しかし、前途は大変なようです。テレ朝のニュースによりますと、オバマ大統領がこれからは険しい道を歩むという悲観的な内容でした。オバマ大統領は、選挙人の数で勝ったとはいえ、得票数ではあまり差がつきませんでした。つまり、国民の半分からしか信任を得られなかったことになります。再選を受けて、7日はいきなり一時、ダウ平均が300ドル以上下落してしまいました。これは、この年末までに与野党で合意できなければさまざまな減税措置が期限を迎え、来年から一気に増税、同時に大幅な財政削減もしなければならないため、景気が冷え込むことへの懸念からです。まだ、野党と合意のめどは立っておらず、再選早々、オバマ大統領は大きな試練にさらされることになります。

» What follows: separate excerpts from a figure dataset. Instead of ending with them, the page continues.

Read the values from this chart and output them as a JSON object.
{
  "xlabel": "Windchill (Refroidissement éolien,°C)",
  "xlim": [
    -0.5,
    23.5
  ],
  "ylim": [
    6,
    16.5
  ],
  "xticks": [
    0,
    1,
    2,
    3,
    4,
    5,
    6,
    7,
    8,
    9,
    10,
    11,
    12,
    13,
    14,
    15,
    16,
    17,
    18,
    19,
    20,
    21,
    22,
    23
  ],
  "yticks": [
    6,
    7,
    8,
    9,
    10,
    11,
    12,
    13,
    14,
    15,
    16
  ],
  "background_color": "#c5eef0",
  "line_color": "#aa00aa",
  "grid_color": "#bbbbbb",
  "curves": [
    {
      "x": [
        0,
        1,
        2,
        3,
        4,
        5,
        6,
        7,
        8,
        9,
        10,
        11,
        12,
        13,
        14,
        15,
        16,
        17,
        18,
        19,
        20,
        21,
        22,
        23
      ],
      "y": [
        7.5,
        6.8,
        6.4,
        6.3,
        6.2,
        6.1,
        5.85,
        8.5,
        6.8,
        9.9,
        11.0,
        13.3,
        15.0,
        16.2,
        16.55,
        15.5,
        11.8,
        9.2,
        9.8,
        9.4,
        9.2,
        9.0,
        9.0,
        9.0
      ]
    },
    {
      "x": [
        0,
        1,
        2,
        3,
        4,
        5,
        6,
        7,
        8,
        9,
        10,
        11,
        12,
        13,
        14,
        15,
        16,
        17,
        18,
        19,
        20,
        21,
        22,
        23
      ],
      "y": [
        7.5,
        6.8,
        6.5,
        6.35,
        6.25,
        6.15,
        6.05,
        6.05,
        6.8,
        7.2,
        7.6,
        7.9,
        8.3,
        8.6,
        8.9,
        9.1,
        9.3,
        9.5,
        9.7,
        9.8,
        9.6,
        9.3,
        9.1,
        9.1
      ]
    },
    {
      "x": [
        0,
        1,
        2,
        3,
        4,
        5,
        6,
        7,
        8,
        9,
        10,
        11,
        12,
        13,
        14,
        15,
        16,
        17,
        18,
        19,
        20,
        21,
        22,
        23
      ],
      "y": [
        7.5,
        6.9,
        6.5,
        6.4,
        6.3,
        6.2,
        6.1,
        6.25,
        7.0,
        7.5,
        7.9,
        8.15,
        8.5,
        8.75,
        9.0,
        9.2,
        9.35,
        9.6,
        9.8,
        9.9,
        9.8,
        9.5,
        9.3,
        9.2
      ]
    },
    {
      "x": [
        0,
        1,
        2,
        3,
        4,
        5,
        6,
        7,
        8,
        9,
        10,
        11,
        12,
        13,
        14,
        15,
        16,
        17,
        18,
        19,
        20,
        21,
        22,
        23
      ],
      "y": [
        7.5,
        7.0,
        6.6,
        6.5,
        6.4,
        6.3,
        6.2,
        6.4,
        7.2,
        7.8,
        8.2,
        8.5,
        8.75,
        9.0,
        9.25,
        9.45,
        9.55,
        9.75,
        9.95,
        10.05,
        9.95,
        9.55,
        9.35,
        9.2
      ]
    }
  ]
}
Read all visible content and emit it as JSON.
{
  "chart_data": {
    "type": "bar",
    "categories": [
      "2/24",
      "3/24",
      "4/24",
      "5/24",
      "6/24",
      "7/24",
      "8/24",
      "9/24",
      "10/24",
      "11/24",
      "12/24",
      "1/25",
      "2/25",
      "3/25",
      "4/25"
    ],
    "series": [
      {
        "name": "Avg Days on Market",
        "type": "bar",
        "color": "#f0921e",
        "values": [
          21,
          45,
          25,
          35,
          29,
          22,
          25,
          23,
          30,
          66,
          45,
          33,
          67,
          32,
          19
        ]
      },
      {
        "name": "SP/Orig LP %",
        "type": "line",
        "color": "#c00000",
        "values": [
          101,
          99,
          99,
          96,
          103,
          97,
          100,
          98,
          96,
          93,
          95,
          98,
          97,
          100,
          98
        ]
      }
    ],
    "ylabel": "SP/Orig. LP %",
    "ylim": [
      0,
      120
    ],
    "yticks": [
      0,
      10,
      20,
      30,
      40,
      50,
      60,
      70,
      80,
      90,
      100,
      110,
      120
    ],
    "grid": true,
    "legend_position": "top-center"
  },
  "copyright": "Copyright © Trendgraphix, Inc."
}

今日の朝日新聞「天声人語」に面白い記事が載っていました。紹介しておきます。
洋の東西を問わず、有言実行の政治は難しい。ケネディ元大統領のスピーチライターだったソレンセン氏が、歴代米大統領の就任演説をすべて調べて、こう皮肉っている。「史上最低の大統領たちが最高に雄弁であることが判(わか)った」。負けていたらオバマ氏も、その仲間入りだったかも知れない
▼むろんオバマ氏は最低の大統領ではないが、雄弁が独り歩きしてきた印象は否めない。米大統領は2期目を任されてようやく一人前ともされる。次の4年でアメリカをどう舵(かじ)取りするか、真価が問われることになる
▼人種も文化も多彩な3億人が暮らす国に、大統領選挙は4年に1度の求心力をもたらす。人々は候補者に言葉を求め、胸に響く言葉によって連帯を深め合う。「民主主義の祭り」と呼ばれるゆえんだ
▼しかし、今回は史上最悪の中傷合戦と言われた。民主と共和、二者択一を迫る悪口(あっこう)のシャワーを浴びて米社会の分裂は深い。勝利宣言で「激しい戦いは国を深く愛すればこそ」と語ったオバマ氏だが、祭りのあと、傷をふさぐのは容易ではない
▼オバマ氏の雄弁に戻れば、日本人の胸をゆさぶったのは「核兵器なき世界」だった。もう次の選挙の心配がない2期目には、思った行動がしやすいという。ぜひ広島と長崎を訪れてもらえないか
▼就任前から「情けない大統領ならいくらでもいる。真に偉大な大統領になりたい」と語っていた。その願望も昨日の勝利で首がつながった。雄弁という木にみのる果実を、見せてほしい。